Posted 16th January 2014 | 6 Comments

Virgin's Shrewsbury plans delayed again

EFFORTS to introduce a through service of Virgin Trains between London and Shrewsbury in May have been abandoned, after it became clear that the only paths which Network Rail could make available would not be attractive to passengers.

Virgin wants to restore direct London services to both Shrewsbury and Blackpool, but so far discussions with Network Rail have foundered because the West Coast Main Line is so congested.

The proposal included running trains from London to Stafford rather than via Birmingham, and then reversing to join the Shrewsbury line just outside Wolverhampton.
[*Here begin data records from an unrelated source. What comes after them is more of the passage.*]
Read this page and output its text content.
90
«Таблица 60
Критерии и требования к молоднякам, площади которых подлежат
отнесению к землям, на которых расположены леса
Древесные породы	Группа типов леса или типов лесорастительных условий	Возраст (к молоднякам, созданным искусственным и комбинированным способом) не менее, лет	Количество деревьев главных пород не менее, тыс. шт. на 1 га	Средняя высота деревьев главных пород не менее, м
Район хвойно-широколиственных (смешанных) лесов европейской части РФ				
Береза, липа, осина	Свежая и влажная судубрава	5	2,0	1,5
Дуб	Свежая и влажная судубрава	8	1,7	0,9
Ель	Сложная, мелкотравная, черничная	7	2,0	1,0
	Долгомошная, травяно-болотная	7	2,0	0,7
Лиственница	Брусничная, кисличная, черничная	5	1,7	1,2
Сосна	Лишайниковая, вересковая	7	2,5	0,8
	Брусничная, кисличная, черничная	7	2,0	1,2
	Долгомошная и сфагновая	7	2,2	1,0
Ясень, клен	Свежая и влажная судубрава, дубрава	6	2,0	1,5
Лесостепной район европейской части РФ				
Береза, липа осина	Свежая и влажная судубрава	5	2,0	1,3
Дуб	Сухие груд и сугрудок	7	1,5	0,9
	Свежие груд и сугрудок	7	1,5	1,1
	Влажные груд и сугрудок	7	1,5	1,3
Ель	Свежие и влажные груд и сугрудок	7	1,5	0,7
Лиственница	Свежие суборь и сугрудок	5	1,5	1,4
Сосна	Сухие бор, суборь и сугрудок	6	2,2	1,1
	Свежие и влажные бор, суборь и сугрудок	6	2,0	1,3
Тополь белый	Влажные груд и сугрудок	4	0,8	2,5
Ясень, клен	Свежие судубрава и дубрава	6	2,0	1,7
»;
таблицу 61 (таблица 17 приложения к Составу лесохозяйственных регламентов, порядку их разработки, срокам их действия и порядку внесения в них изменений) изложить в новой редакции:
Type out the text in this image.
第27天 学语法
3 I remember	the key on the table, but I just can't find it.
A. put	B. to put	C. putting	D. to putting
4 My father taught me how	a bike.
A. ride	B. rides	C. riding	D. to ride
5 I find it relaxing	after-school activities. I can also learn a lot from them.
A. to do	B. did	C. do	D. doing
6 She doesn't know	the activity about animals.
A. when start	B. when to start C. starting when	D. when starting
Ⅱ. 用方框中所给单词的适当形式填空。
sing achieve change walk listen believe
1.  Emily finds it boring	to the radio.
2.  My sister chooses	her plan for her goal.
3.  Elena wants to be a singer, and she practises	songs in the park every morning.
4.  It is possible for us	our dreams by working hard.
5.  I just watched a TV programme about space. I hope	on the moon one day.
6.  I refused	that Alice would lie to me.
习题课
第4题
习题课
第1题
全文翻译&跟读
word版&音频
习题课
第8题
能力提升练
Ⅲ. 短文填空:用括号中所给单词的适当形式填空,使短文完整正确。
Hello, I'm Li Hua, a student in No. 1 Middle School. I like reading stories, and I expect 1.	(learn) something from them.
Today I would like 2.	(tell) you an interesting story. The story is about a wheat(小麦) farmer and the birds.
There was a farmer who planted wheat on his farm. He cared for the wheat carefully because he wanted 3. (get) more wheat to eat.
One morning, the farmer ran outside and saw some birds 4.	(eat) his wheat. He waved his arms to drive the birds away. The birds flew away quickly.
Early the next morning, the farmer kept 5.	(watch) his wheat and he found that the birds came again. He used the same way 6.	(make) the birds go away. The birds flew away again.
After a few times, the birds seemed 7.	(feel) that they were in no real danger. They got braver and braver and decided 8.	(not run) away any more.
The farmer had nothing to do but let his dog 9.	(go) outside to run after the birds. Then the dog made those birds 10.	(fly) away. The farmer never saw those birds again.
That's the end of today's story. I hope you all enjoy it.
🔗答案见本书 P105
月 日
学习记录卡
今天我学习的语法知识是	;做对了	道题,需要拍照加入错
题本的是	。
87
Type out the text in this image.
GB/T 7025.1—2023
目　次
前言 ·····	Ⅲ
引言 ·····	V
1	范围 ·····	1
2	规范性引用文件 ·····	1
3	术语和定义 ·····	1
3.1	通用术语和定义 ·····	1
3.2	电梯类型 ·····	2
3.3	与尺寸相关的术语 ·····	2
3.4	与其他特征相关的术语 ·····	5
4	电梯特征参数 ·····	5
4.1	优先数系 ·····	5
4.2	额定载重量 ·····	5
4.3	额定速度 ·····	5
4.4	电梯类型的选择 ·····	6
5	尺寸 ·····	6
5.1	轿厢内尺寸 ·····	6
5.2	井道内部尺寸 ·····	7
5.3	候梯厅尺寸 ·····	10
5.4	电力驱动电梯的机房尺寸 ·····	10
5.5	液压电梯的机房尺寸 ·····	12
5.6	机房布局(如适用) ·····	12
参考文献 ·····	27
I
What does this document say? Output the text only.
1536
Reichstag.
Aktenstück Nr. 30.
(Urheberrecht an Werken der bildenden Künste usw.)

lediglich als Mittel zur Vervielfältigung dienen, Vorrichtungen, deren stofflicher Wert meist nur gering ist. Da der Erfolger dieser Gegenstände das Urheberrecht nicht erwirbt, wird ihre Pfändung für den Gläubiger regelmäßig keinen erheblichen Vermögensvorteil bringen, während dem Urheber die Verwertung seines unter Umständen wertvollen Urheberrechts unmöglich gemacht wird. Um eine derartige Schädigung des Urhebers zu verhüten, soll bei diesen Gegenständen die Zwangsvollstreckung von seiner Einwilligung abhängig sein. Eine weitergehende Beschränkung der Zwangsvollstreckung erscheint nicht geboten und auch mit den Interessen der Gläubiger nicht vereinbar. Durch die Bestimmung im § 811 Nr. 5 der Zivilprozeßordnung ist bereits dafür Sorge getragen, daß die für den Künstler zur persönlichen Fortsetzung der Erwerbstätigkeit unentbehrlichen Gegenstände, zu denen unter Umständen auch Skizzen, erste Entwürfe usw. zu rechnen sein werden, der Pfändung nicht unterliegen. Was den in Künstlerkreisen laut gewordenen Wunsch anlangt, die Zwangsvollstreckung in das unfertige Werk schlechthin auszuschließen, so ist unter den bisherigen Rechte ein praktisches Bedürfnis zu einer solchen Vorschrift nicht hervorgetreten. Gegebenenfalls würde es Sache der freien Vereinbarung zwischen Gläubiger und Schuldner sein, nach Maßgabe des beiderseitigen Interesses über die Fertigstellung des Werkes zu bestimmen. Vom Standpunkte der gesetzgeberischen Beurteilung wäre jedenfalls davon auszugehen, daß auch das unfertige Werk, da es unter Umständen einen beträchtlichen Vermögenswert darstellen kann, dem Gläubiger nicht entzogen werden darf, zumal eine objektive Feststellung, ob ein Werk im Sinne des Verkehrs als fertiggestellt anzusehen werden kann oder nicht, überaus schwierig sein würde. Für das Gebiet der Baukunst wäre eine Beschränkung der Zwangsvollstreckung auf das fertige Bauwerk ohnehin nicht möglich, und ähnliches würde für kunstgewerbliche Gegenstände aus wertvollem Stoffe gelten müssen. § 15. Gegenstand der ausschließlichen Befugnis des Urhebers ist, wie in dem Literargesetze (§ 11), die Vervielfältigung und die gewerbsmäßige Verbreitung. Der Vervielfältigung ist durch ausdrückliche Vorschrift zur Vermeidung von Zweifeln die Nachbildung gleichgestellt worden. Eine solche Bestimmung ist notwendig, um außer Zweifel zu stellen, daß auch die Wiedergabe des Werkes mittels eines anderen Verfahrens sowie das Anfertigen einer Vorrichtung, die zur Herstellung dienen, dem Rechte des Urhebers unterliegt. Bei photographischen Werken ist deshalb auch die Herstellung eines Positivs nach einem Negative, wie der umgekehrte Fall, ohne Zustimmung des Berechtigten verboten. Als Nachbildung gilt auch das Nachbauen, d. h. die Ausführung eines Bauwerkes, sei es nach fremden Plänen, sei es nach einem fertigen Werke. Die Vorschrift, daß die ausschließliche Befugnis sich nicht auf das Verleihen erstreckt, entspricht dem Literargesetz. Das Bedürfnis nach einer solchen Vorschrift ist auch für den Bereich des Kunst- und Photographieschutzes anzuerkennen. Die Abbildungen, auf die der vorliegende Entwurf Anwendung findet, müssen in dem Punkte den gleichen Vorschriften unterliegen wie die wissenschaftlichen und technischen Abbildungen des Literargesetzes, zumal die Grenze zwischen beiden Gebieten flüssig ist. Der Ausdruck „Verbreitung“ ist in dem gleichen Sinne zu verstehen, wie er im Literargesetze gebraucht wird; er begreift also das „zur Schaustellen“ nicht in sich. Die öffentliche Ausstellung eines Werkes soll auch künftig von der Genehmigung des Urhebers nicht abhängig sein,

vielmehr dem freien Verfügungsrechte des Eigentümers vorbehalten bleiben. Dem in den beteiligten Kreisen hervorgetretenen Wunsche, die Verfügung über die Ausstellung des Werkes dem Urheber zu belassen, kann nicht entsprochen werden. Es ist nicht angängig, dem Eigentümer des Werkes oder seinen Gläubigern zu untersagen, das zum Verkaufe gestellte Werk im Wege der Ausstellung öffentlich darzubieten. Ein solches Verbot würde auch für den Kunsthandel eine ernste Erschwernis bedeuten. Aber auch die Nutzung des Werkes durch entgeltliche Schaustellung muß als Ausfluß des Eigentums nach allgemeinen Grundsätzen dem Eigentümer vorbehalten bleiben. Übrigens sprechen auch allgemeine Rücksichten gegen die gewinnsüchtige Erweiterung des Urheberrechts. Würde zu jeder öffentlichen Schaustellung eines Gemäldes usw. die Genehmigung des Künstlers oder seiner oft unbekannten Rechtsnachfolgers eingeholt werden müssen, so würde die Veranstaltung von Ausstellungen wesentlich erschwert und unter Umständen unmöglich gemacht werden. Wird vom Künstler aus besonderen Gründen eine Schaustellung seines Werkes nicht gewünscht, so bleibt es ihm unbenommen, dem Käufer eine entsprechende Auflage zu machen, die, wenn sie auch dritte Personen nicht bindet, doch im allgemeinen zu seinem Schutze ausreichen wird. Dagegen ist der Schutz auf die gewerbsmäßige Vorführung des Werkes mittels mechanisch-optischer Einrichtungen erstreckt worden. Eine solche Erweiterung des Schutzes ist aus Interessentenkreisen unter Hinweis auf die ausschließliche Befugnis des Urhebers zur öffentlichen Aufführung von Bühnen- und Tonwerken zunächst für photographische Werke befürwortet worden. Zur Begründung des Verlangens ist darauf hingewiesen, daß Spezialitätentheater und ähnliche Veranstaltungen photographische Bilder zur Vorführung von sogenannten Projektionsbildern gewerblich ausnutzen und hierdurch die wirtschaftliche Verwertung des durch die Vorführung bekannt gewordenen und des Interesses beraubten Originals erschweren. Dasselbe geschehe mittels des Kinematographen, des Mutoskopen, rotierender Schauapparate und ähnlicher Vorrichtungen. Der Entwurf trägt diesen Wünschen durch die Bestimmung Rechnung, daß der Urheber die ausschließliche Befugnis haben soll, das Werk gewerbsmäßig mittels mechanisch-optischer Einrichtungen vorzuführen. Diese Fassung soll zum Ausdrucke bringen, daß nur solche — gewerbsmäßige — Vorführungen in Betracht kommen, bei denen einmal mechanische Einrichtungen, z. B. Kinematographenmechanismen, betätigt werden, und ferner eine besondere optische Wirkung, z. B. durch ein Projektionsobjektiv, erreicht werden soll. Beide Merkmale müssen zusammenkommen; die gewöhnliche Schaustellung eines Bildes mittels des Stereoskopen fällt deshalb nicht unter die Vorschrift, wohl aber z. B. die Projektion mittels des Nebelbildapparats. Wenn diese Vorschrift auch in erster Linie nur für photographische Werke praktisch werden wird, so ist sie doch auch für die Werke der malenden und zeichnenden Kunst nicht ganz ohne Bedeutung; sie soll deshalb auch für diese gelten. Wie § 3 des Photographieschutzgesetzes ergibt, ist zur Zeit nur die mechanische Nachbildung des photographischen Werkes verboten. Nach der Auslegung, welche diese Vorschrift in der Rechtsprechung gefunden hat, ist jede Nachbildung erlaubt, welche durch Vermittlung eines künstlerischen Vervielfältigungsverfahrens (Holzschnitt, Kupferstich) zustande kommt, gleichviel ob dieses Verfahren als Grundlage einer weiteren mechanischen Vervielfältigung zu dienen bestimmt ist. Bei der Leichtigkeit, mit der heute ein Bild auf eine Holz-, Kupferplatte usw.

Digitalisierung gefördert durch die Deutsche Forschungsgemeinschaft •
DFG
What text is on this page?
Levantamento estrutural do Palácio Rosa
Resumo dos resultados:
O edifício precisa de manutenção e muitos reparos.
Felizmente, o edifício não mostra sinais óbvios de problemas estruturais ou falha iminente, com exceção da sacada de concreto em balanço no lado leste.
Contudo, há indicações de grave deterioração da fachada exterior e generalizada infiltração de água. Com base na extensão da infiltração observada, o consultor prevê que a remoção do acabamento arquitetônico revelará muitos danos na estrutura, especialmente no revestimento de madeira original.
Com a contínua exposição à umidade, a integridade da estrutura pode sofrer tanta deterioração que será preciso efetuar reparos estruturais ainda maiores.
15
Virgin is not giving up, and said it is still aiming to bring its trains to Shrewsbury at the next timetable change in December.

Reader Comments:

Views expressed in submitted comments are that of the author, and not necessarily shared by Railnews.

  • Chris Neville-Smith, Durham, England

    David C Smith, I don't think the Chiltern Line has that much spare capacity, but, as I understand it, that's not the sticking point. The sticking point is the track capacity passing through Birmingham. I believe the situation is currently so bad that even passing through an extra few trains per day is a huge problem, which is why Virgin went for the strange roundabout route via Stafford. And even if a way was found of improving track capacity, chances are the slots would go to local services where there's growing crowding problems.

    (The Stafford reversal route was indeed chosen by Virgin because of congestion in the West Midlands.--Editor.)

  • david c smith, milton keynes

    Yes, there probably is no spare capacity on WCML for London -Shrewesbury ( and beyond ), However, since the demise of the Wrexham, Shrewesbury and Matylebone operation, the Chiltern main line has been upgraded to 100mph capability, so any London - Shrewesbury trains could use this line with little extra time taken compared to the WCML.

    The Chiltern main line must have ample spare capacity, judging from its ability to take an extra 2 Virgin Voyager trains per hour in each direction at times when the WCML has beeb blockaded for engineering work.

  • Chris Neville-Smith, Durham, England

    "Great for everyone this burocratic and complex privtatised railway that responds quickly and efficiently to customer demand,"

    Not sure how you're blaming this one on privatisation. There simply isn't the space to run the extra trains on the line, and that is the case regardless of who runs the railways.

    Implying you could have done this under good old BR is like say BR could have run trains to the Moon.

  • Philip Russell, Carlisle

    Great for everyone this burocratic and complex privtatised railway that responds quickly and efficiently to customer demand, it was certainly worth the £billions more than BR cost ,I think not

  • Tim, Devon

    Time to get started on HS2, pronto

  • Chris Neville-Smith, Durham, England

    Two quick questions:

    1) How quickly/feasibly could we electrify Wolverhampton-Shrewsbury?

    2) Could we substitute a couple of Pendolinos to Birmingham with either diesels or hybrids from IEP which would then continue on the unelectrified bit?